Por eso no la sorprende pero la llena de rabia escuchar a la ministra de Educación de CABA, Soledad Acuña, decir que para muchos chicos ya es muy tarde la vuelta a la escuela, que ya están “perdidos en un pasillo de una villa o ya cayeron en actividades del narcotráfico”.

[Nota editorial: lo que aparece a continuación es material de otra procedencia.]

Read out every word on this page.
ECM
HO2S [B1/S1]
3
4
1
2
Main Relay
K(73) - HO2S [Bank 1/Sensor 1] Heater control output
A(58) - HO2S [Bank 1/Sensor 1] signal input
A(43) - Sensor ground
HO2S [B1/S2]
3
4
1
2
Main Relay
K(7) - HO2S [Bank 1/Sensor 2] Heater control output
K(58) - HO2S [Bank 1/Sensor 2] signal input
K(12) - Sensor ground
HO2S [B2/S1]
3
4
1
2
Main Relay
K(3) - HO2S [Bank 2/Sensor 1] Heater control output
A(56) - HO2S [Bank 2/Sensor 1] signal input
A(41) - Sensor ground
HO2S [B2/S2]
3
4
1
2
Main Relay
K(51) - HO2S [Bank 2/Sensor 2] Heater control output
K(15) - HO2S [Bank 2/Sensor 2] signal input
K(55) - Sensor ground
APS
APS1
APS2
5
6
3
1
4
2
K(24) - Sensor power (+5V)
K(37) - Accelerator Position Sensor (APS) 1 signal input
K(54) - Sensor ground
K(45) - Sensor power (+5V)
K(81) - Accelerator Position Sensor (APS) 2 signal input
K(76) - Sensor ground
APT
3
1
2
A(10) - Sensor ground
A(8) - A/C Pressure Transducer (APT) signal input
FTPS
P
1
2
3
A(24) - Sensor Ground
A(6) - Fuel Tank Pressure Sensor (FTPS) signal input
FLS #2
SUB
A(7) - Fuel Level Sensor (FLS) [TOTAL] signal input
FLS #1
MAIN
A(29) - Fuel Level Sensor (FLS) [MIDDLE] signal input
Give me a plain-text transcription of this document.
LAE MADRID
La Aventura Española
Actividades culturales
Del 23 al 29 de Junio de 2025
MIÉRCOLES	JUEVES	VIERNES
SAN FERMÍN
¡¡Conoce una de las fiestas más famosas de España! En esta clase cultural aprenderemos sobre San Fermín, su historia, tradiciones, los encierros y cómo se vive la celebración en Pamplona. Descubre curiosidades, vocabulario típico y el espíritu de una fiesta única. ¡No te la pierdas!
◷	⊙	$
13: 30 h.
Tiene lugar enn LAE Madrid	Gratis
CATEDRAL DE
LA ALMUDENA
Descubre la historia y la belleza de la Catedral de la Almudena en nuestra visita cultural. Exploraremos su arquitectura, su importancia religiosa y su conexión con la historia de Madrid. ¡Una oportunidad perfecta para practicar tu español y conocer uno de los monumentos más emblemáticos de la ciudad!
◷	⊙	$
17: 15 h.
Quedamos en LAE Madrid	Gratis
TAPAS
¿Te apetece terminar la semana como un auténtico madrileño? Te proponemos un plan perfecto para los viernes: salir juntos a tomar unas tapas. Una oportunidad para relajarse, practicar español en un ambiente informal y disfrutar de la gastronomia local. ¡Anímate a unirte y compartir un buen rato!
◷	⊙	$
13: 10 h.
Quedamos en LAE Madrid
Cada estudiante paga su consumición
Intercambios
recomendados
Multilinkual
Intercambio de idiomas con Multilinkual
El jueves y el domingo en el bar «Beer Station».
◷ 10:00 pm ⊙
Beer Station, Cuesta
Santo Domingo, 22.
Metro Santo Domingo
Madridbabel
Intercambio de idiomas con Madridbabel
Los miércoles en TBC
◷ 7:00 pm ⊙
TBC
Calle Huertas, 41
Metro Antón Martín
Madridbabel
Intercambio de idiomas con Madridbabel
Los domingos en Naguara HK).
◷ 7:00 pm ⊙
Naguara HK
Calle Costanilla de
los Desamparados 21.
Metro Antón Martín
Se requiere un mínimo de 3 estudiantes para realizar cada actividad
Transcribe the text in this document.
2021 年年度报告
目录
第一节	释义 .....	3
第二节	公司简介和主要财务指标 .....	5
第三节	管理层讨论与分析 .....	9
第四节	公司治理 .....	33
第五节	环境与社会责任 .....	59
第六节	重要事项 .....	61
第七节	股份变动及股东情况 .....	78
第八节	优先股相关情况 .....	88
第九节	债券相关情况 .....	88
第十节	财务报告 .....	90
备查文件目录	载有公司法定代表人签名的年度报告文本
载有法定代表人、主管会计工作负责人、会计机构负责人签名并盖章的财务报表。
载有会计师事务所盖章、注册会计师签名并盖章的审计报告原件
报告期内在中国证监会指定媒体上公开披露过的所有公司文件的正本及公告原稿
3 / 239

No la sorprende porque, dice, “la derecha históricamente ha estigmatizado a los sectores populares”. Y tiene razón. El desprecio con que Acuña habla de la educación pública y de las villas no es nuevo. Todes recordamos el “caer en la escuela pública”, del ex presidente Mauricio Macri y el “nadie que nace en la pobreza llega a la universidad”, de la ex gobernadora María Eugenia Vidal. A fines de 2020, incluso, Acuña apuntó contra les docentes y contra la capacidad intelectual de los pobres. Dijo que quienes eligen esa carrera lo hacen “como tercera o cuarta opción luego de haber fracasado en otras” y que son de “niveles socioeconómicos bajos” con poco “capital cultural”.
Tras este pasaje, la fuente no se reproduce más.